Dabei sind die Nadelgewächse nur scheinbar immergrün, einige wenige Arten – wie etwa die Lärche – verlieren ihre Blätter im Herbst sogar wie Laubbäume. Aber die meisten Nadelbäume stehen das ganze Jahr über grün gekleidet im Wald. «Das rührt daher, dass an den Ästen der Weiss- und Rottannen stets mehrere Nadeljahrgänge hängen», erklärt Christian Körner vom Basler Botanischen Institut das Phänomen. Jedes Jahr wächst eine neue Generation heran, die älteste wird abgestossen. So kommt es, dass die Nadeln einer Rottanne sieben bis neun, im Gebirge sogar zwölf Jahre alt werden.

Es gibt alles

«Manche Blätter leben bloss sechs Wochen, andere – wie etwa die des Gummibaums – zwölf Jahre, dazwischen gibt es alles», sagt Christian Körner. Wie oft eine Pflanze die Blätter wechselt, sei eine Frage der Strategie. Das Ziel bleibt dasselbe: Das Sonnenlicht möglichst effizient einzufangen und zur Synthese von Biomasse zu nutzen. Welcher Weg erfolgreicher ist, hängt von den klimatischen Bedingungen und der Bodenbeschaffenheit ab. Ist der Boden reich an Stickstoff und ist während der Wachstumsphase kaum Frost zu befürchten, haben sommergrüne Pflanzen Saison. Ihre grossen und nährstoffreichen Blätter fallen zwar oft Fressfeinden zum Opfer, aber gut genährte Laubbäume können das meist verschmerzen. Nur so nebenbei bieten grosse Blätter den Vorteil, mit ihrem Schattenwurf das Aufkommen von Konkurrenz – etwa von Nadelhölzern – zu behindern. Diese ihrerseits sind darauf ausgerichtet, möglichst sparsam mit den Ressourcen umzugehen. Ihre nadelförmigen Blätter schmecken und riechen nach Harz, was Fressfreunde abschreckt. Weil es sich die Pflanze nicht leisten kann, den raren Stickstoff jeden Herbst auf den Boden zu werfen, um im Frühling wieder darum zu kämpfen, muss das grüne Kleid winterfest sein und mehrere Jahre seinen Dienst tun.

Zwei Strategien

«Immergrün und Sommergrün sind zwei Lebensstrategien, die in vielen Klimabereichen nebeneinander existieren können und auch den gleichen Holzertrag abwerfen», sagt Körner. Das könne man sehr schön an benachbarten Rottannen und Lärchen demonstrieren. Letztere verlieren zwar im Winter ihre Nadeln, produzieren aber übers Jahr gesehen gleich viel Biomasse wie die Rottannen. «Lärchen schalten eben den Turbo ein, Rottannen lassen sich mehr Zeit. In beiden Fällen wird die Investition ins Blatt amortisiert.» Je weiter man sich jedoch gen Norden wendet und je karger die Böden werden, desto eher sind immergrüne Pflanzen im Vorteil. «Erst unter extremsten Bedingungen kehrt sich das Blatt wieder», weiss Christian Körner. Bei 70 Minusgraden im Winter verliert auch der beste Frostschutz in den Nadeln seine Wirkung, dann überleben allenfalls noch Lärchen. Sie werfen ihre Nadeln ab, das Holz ist frostbeständig.

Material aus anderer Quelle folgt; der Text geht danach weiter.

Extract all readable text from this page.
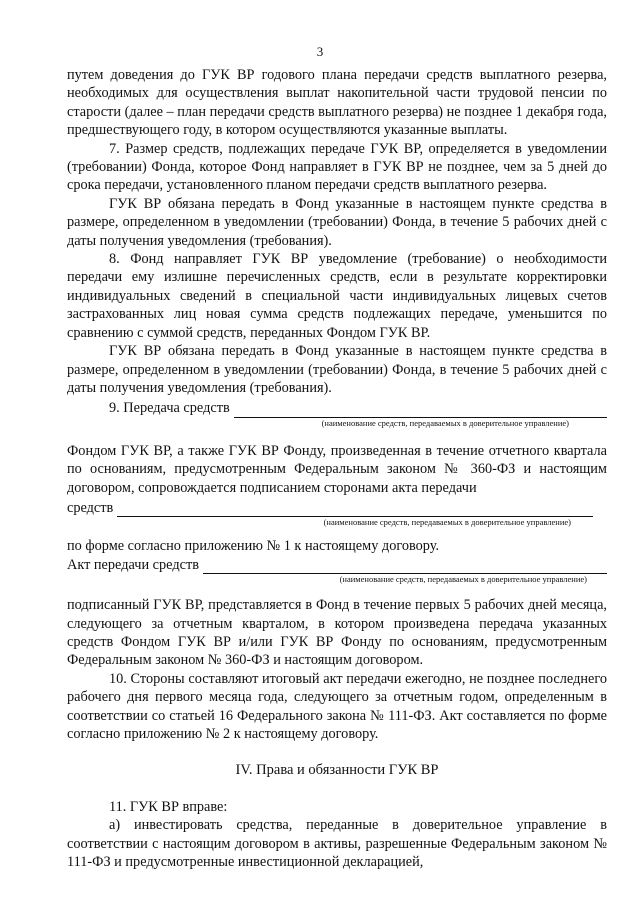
3

путем доведения до ГУК ВР годового плана передачи средств выплатного резерва, необходимых для осуществления выплат накопительной части трудовой пенсии по старости (далее – план передачи средств выплатного резерва) не позднее 1 декабря года, предшествующего году, в котором осуществляются указанные выплаты.

7. Размер средств, подлежащих передаче ГУК ВР, определяется в уведомлении (требовании) Фонда, которое Фонд направляет в ГУК ВР не позднее, чем за 5 дней до срока передачи, установленного планом передачи средств выплатного резерва.

ГУК ВР обязана передать в Фонд указанные в настоящем пункте средства в размере, определенном в уведомлении (требовании) Фонда, в течение 5 рабочих дней с даты получения уведомления (требования).

8. Фонд направляет ГУК ВР уведомление (требование) о необходимости передачи ему излишне перечисленных средств, если в результате корректировки индивидуальных сведений в специальной части индивидуальных лицевых счетов застрахованных лиц новая сумма средств подлежащих передаче, уменьшится по сравнению с суммой средств, переданных Фондом ГУК ВР.

ГУК ВР обязана передать в Фонд указанные в настоящем пункте средства в размере, определенном в уведомлении (требовании) Фонда, в течение 5 рабочих дней с даты получения уведомления (требования).

9. Передача средств
(наименование средств, передаваемых в доверительное управление)

Фондом ГУК ВР, а также ГУК ВР Фонду, произведенная в течение отчетного квартала по основаниям, предусмотренным Федеральным законом № 360-ФЗ и настоящим договором, сопровождается подписанием сторонами акта передачи

средств
(наименование средств, передаваемых в доверительное управление)

по форме согласно приложению № 1 к настоящему договору.

Акт передачи средств
(наименование средств, передаваемых в доверительное управление)

подписанный ГУК ВР, представляется в Фонд в течение первых 5 рабочих дней месяца, следующего за отчетным кварталом, в котором произведена передача указанных средств Фондом ГУК ВР и/или ГУК ВР Фонду по основаниям, предусмотренным Федеральным законом № 360-ФЗ и настоящим договором.

10. Стороны составляют итоговый акт передачи ежегодно, не позднее последнего рабочего дня первого месяца года, следующего за отчетным годом, определенным в соответствии со статьей 16 Федерального закона № 111-ФЗ. Акт составляется по форме согласно приложению № 2 к настоящему договору.

IV. Права и обязанности ГУК ВР

11. ГУК ВР вправе:

а) инвестировать средства, переданные в доверительное управление в соответствии с настоящим договором в активы, разрешенные Федеральным законом № 111-ФЗ и предусмотренные инвестиционной декларацией,
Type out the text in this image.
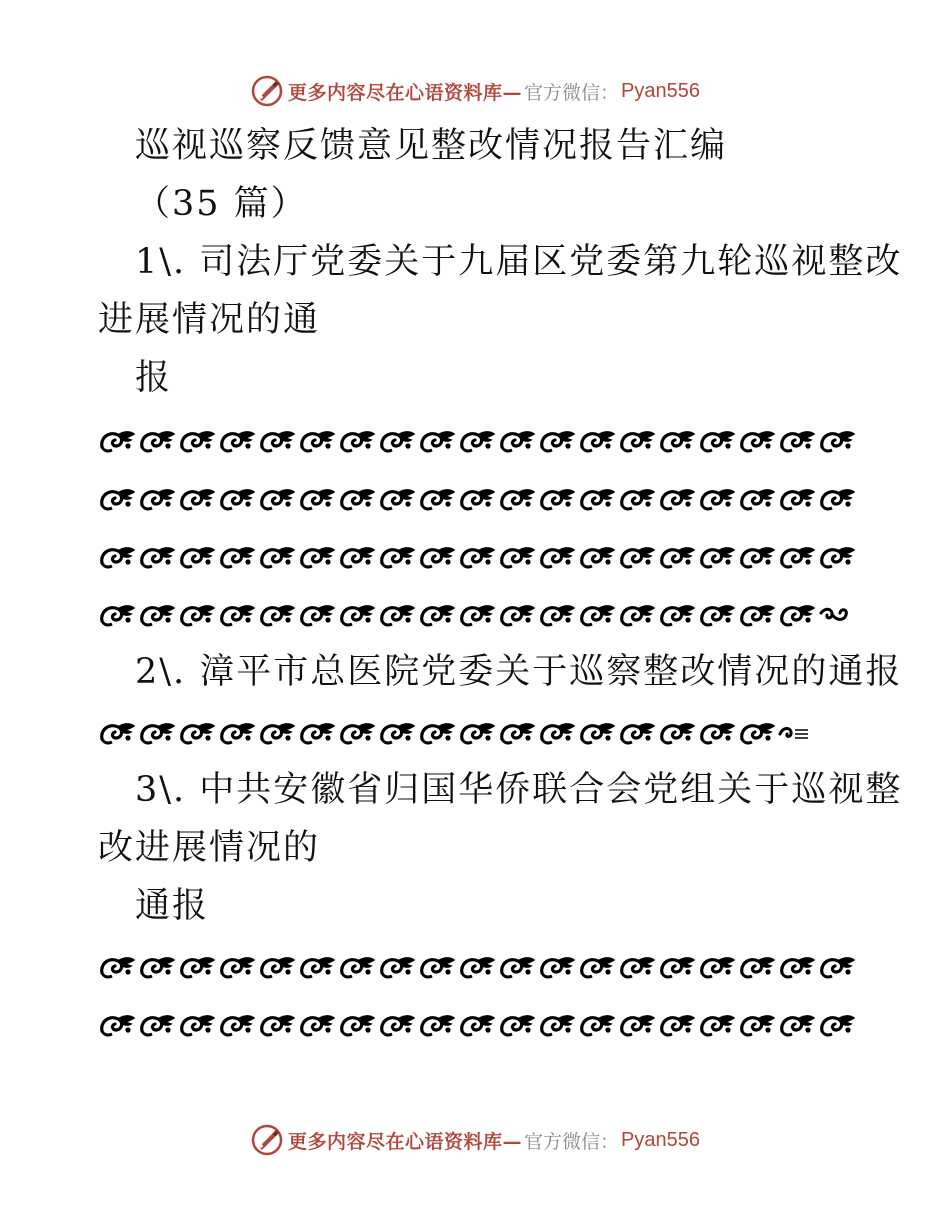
更多内容尽在心语资料库— 官方微信： Pyan556

巡视巡察反馈意见整改情况报告汇编

（35 篇）

1\. 司法厅党委关于九届区党委第九轮巡视整改

进展情况的通

报

2\. 漳平市总医院党委关于巡察整改情况的通报

3\. 中共安徽省归国华侨联合会党组关于巡视整

改进展情况的

通报

更多内容尽在心语资料库— 官方微信： Pyan556
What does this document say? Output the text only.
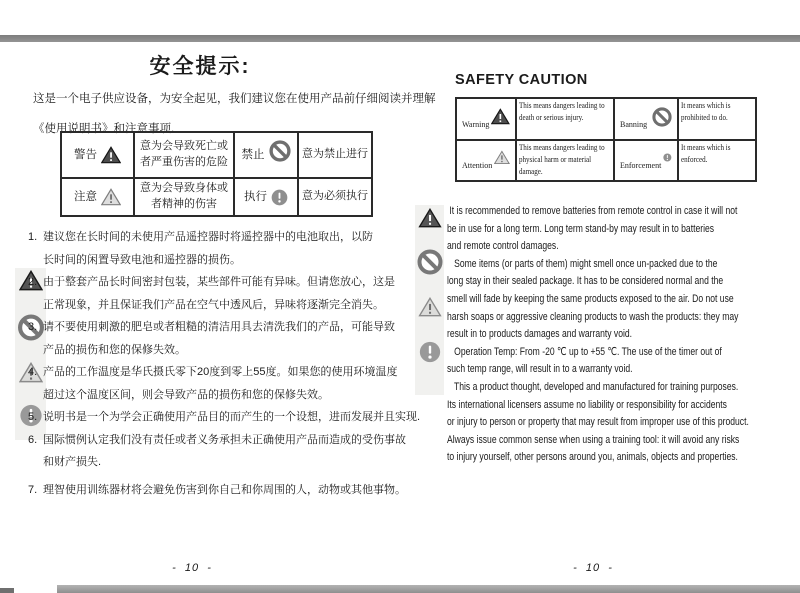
安全提示:
这是一个电子供应设备，为安全起见，我们建议您在使用产品前仔细阅读并理解
《使用说明书》和注意事项.
警告	意为会导致死亡或者严重伤害的危险	禁止	意为禁止进行

注意	意为会导致身体或者精神的伤害	执行	意为必须执行
1. 建议您在长时间的未使用产品遥控器时将遥控器中的电池取出，以防
长时间的闲置导致电池和遥控器的损伤。
2. 由于整套产品长时间密封包装，某些部件可能有异味。但请您放心，这是
正常现象，并且保证我们产品在空气中透风后，异味将逐渐完全消失。
3. 请不要使用刺激的肥皂或者粗糙的清洁用具去清洗我们的产品，可能导致
产品的损伤和您的保修失效。
4. 产品的工作温度是华氏摄氏零下20度到零上55度。如果您的使用环境温度
超过这个温度区间，则会导致产品的损伤和您的保修失效。
5. 说明书是一个为学会正确使用产品目的而产生的一个设想，进而发展并且实现.
6. 国际惯例认定我们没有责任或者义务承担未正确使用产品而造成的受伤事故
和财产损失.
7. 理智使用训练器材将会避免伤害到你自己和你周围的人，动物或其他事物。
-  10  -
SAFETY CAUTION
Warning	This means dangers leading to death or serious injury.	Banning	It means which is prohibited to do.

Attention	This means dangers leading to physical harm or material damage.	Enforcement	It means which is enforced.
It is recommended to remove batteries from remote control in case it will not
be in use for a long term. Long term stand-by may result in to batteries
and remote control damages.
Some items (or parts of them) might smell once un-packed due to the
long stay in their sealed package. It has to be considered normal and the
smell will fade by keeping the same products exposed to the air. Do not use
harsh soaps or aggressive cleaning products to wash the products: they may
result in to products damages and warranty void.
Operation Temp: From -20 ℃ up to +55 ℃. The use of the timer out of
such temp range, will result in to a warranty void.
This a product thought, developed and manufactured for training purposes.
Its international licensers assume no liability or responsibility for accidents
or injury to person or property that may result from improper use of this product.
Always issue common sense when using a training tool: it will avoid any risks
to injury yourself, other persons around you, animals, objects and properties.
-  10  -
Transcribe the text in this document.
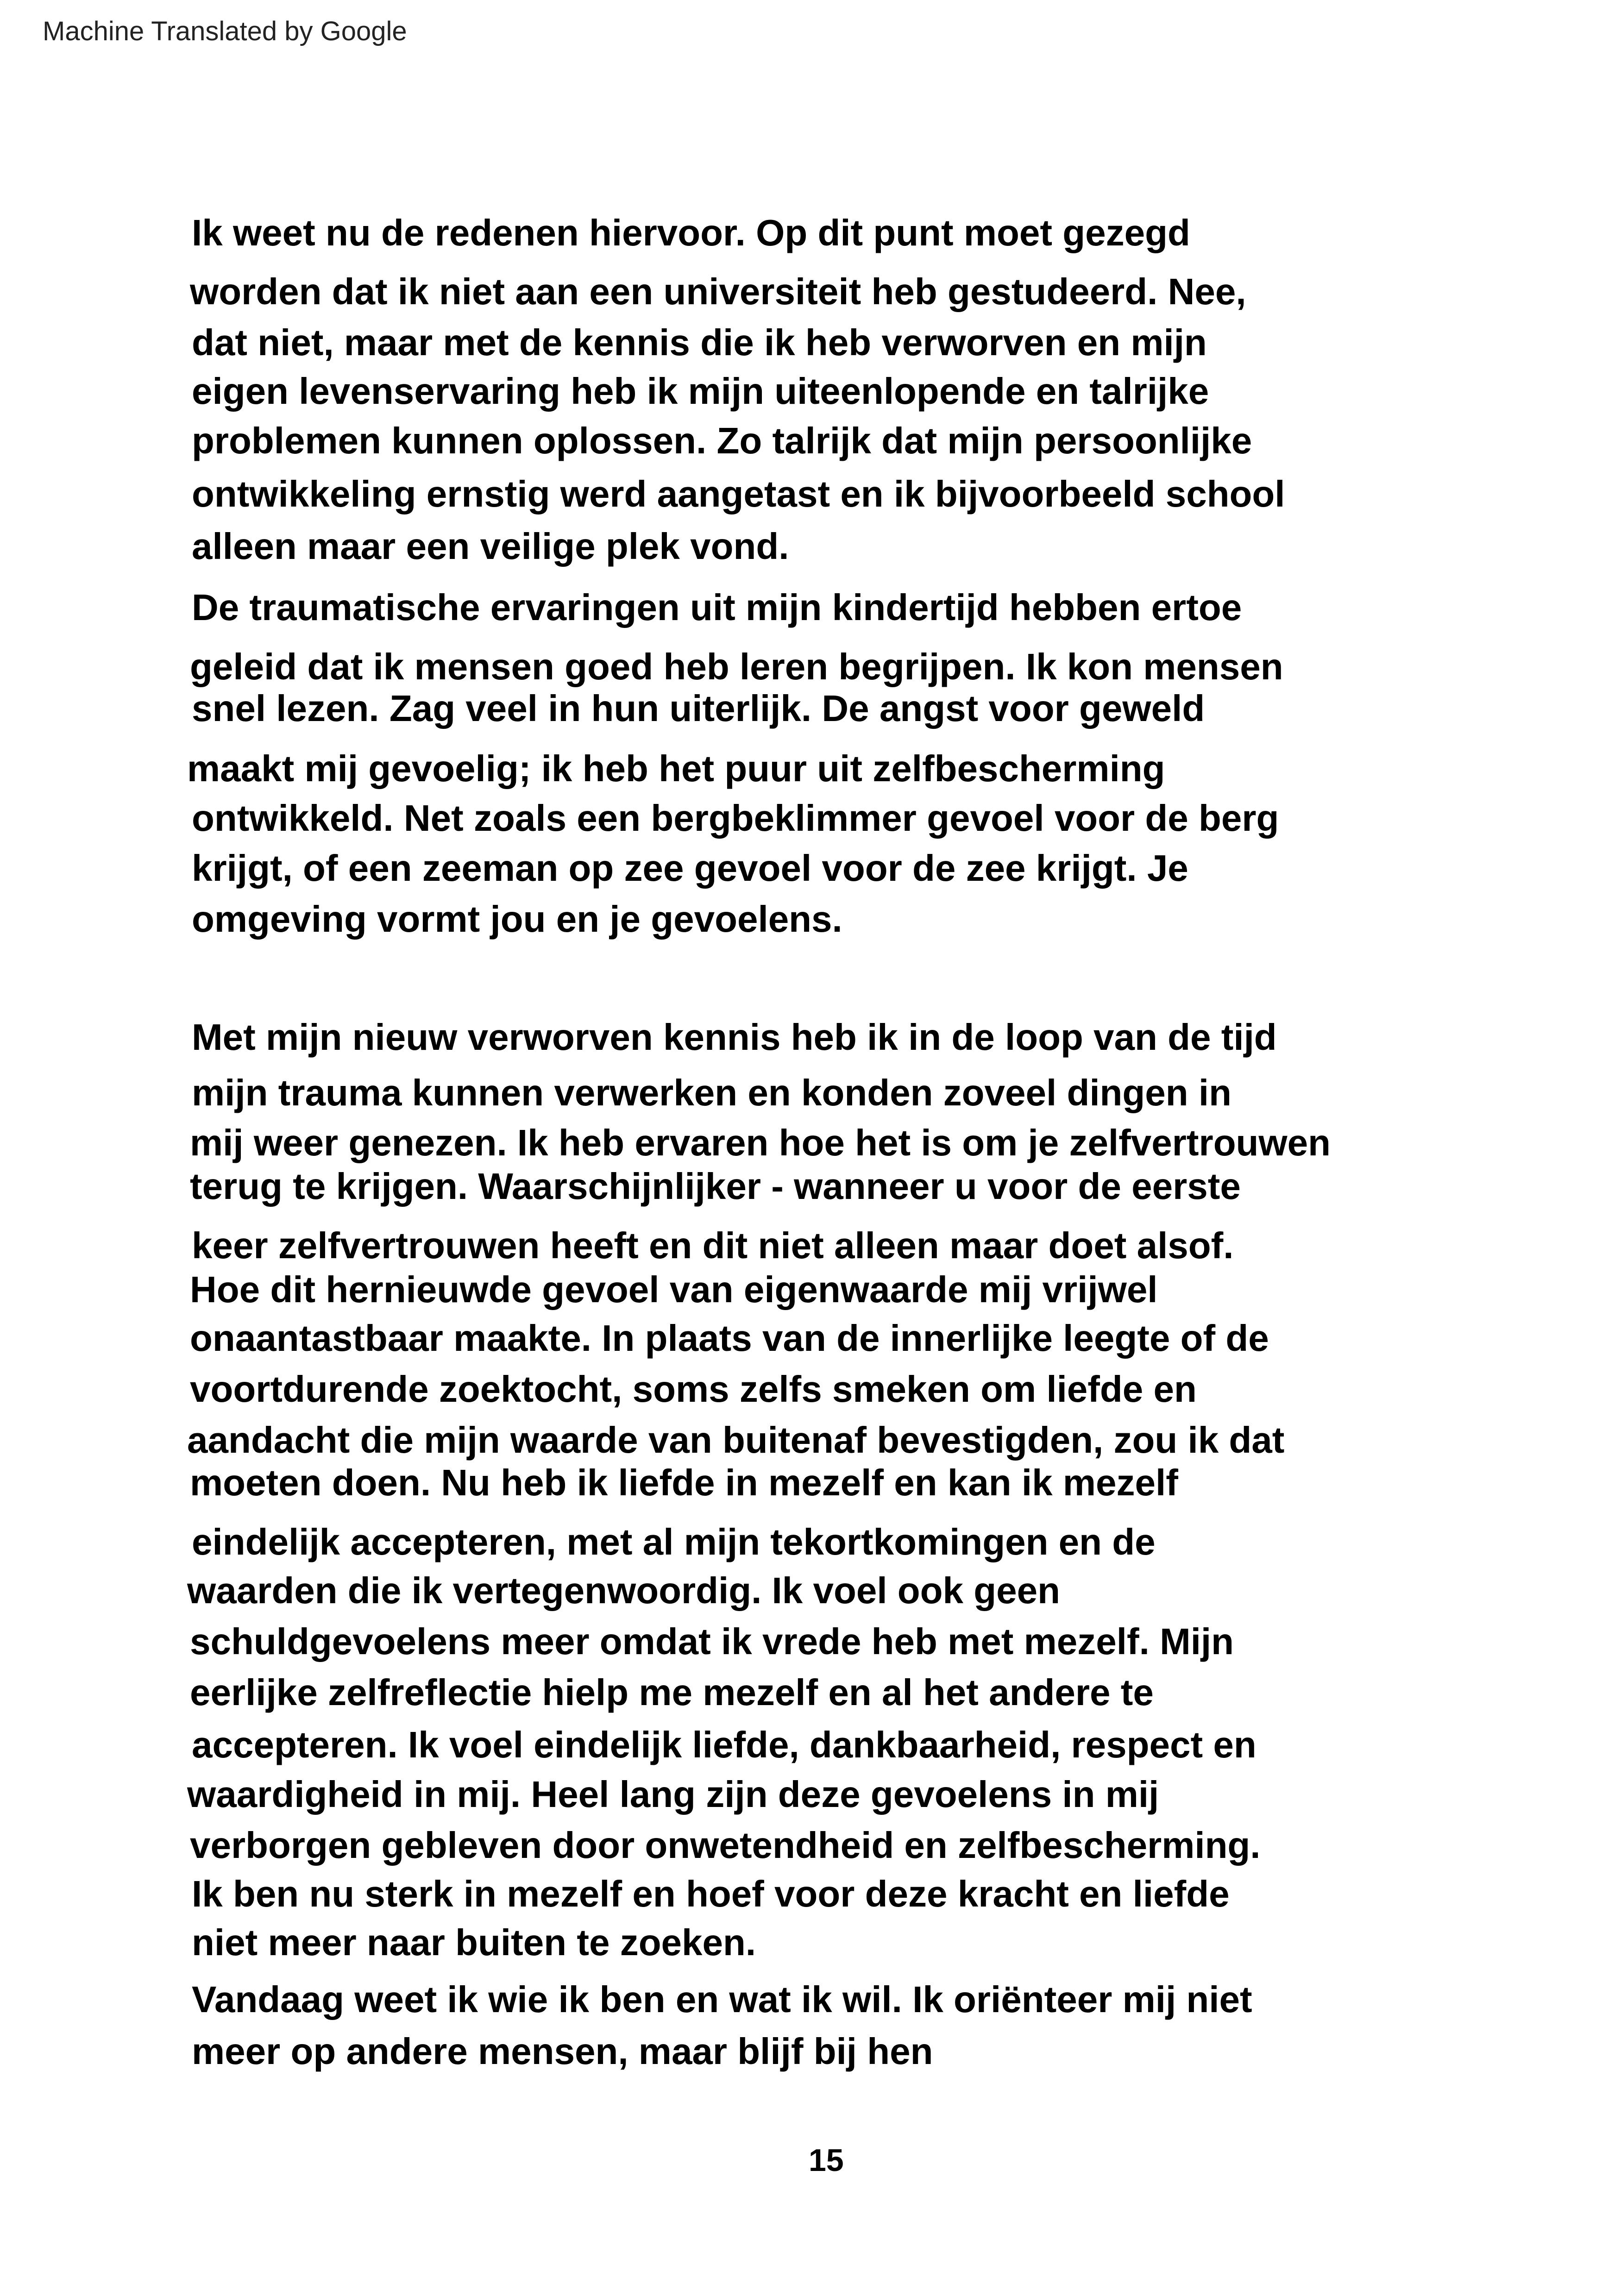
Machine Translated by Google
Ik weet nu de redenen hiervoor. Op dit punt moet gezegd
worden dat ik niet aan een universiteit heb gestudeerd. Nee,
dat niet, maar met de kennis die ik heb verworven en mijn
eigen levenservaring heb ik mijn uiteenlopende en talrijke
problemen kunnen oplossen. Zo talrijk dat mijn persoonlijke
ontwikkeling ernstig werd aangetast en ik bijvoorbeeld school
alleen maar een veilige plek vond.
De traumatische ervaringen uit mijn kindertijd hebben ertoe
geleid dat ik mensen goed heb leren begrijpen. Ik kon mensen
snel lezen. Zag veel in hun uiterlijk. De angst voor geweld
maakt mij gevoelig; ik heb het puur uit zelfbescherming
ontwikkeld. Net zoals een bergbeklimmer gevoel voor de berg
krijgt, of een zeeman op zee gevoel voor de zee krijgt. Je
omgeving vormt jou en je gevoelens.
Met mijn nieuw verworven kennis heb ik in de loop van de tijd
mijn trauma kunnen verwerken en konden zoveel dingen in
mij weer genezen. Ik heb ervaren hoe het is om je zelfvertrouwen
terug te krijgen. Waarschijnlijker - wanneer u voor de eerste
keer zelfvertrouwen heeft en dit niet alleen maar doet alsof.
Hoe dit hernieuwde gevoel van eigenwaarde mij vrijwel
onaantastbaar maakte. In plaats van de innerlijke leegte of de
voortdurende zoektocht, soms zelfs smeken om liefde en
aandacht die mijn waarde van buitenaf bevestigden, zou ik dat
moeten doen. Nu heb ik liefde in mezelf en kan ik mezelf
eindelijk accepteren, met al mijn tekortkomingen en de
waarden die ik vertegenwoordig. Ik voel ook geen
schuldgevoelens meer omdat ik vrede heb met mezelf. Mijn
eerlijke zelfreflectie hielp me mezelf en al het andere te
accepteren. Ik voel eindelijk liefde, dankbaarheid, respect en
waardigheid in mij. Heel lang zijn deze gevoelens in mij
verborgen gebleven door onwetendheid en zelfbescherming.
Ik ben nu sterk in mezelf en hoef voor deze kracht en liefde
niet meer naar buiten te zoeken.
Vandaag weet ik wie ik ben en wat ik wil. Ik oriënteer mij niet
meer op andere mensen, maar blijf bij hen
15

Bei alledem können schon kleine Veränderungen der Umweltbedingungen den Wettbewerbsvorteil von der einen zur anderen Strategie verschieben. Doch «lassen sich einheimische Waldbäume durch einzelne Föhntage nicht täuschen und zum Austreiben verleiten», versichert Körner. Mehrere Sicherungssysteme würden dies verhindern, so eine in den Pflanzen eingebaute Uhr, die auf die Tageslicht-Dauer reagiert. «Daneben gibt es weitere Entwicklungsrhythmen, die aufeinander abgestimmt sein müssen.» Da hats der Weihnachtsbaum leichter. Er ist einfach immer grün – zumindest bis nach dem Fest.